The short answer is that they have magnesium incorporated into the wick. For a flame to exist, it needs oxygen, fuel and enough heat to keep combustion going once it starts. These requirements are sometimes represented graphically as the three sides of a ’fire triangle’.
How do regular Candles Work?
Candles really are an amazing lighting system -- the fuel itself is the package. There are two parts that work together in a candle:
The fuel, made of some sort of wax
The wick, made of some sort of absorbent twine
The wick needs to be naturally absorbent, like a towel, or it needs to have a strong capillary action (as in glass fiber wicks used in oil lamps). If you buy a length of un-waxed wick at a craft store and play with it, you will find that it feels like soft string and absorbs water very well. This absorbency is important in a candle because the wick needs to absorb liquid wax and move it upward while the candle is burning.
Trick Candles
When you blow out an ordinary candle, you extinguish the flame by removing heat.

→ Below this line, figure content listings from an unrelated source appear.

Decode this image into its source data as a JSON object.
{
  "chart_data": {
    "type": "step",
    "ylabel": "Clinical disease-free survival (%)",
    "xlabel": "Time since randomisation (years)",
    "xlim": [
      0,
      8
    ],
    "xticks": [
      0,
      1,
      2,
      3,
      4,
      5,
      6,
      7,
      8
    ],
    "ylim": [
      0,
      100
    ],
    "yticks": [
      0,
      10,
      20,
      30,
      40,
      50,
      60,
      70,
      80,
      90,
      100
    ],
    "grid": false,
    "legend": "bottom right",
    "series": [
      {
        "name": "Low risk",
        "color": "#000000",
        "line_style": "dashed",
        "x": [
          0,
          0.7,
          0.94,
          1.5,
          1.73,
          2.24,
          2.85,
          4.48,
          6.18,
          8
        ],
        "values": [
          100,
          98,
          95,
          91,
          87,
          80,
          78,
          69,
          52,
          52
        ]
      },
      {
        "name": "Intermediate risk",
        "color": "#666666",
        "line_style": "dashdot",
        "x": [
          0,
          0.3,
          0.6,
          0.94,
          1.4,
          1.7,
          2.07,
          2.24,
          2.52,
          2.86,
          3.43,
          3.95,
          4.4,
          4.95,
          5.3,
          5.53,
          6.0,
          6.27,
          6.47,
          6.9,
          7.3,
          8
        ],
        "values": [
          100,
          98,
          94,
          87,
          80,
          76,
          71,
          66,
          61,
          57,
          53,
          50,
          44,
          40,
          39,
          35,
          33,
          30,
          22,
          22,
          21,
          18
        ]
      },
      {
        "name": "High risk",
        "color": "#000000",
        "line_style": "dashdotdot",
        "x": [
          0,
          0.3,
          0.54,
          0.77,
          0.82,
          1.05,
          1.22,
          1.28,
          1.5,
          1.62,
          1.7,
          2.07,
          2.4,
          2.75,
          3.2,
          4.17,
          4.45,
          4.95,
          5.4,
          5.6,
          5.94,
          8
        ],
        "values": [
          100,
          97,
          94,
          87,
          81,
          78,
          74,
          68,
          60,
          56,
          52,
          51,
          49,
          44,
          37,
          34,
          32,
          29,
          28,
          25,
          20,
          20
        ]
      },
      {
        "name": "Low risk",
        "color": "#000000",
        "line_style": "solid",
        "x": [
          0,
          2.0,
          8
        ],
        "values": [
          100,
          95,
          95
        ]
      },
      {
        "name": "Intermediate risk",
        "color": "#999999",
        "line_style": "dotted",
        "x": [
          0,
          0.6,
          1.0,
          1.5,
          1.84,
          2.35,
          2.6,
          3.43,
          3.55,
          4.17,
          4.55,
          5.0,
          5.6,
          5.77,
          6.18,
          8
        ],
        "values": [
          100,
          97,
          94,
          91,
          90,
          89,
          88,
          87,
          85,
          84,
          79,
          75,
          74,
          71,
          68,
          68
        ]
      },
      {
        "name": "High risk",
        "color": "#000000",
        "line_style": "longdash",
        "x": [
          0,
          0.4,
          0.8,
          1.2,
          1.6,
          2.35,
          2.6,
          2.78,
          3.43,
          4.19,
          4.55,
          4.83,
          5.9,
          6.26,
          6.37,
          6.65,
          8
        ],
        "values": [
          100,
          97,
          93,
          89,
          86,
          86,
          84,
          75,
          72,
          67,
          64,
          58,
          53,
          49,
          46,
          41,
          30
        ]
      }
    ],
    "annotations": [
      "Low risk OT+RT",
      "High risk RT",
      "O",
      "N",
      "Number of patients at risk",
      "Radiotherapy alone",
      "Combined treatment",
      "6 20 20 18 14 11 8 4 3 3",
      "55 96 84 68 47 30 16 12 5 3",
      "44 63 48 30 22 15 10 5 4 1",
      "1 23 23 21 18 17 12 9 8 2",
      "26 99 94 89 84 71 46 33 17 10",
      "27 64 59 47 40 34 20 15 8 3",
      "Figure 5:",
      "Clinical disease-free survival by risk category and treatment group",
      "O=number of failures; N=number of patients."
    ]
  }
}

You can still see the fuel —- the wax smoke, often paraffin vapour — coming from the wick, but the ember in the wick does not supply enough heat to reignite it, and so it will eventually go out. But when the wick has magnesium powder in it, the ember is able to ignite the magnesium. This element catches fire at relatively low temperatures, below 500 °C, and this is enough to reignite the smoky fuel. The flame itself then burns at around 3000 °C.
If you look closely at one of these candles after you have apparently blown it out, you can see the smouldering wick emitting little sparks of burning magnesium before the candle relights.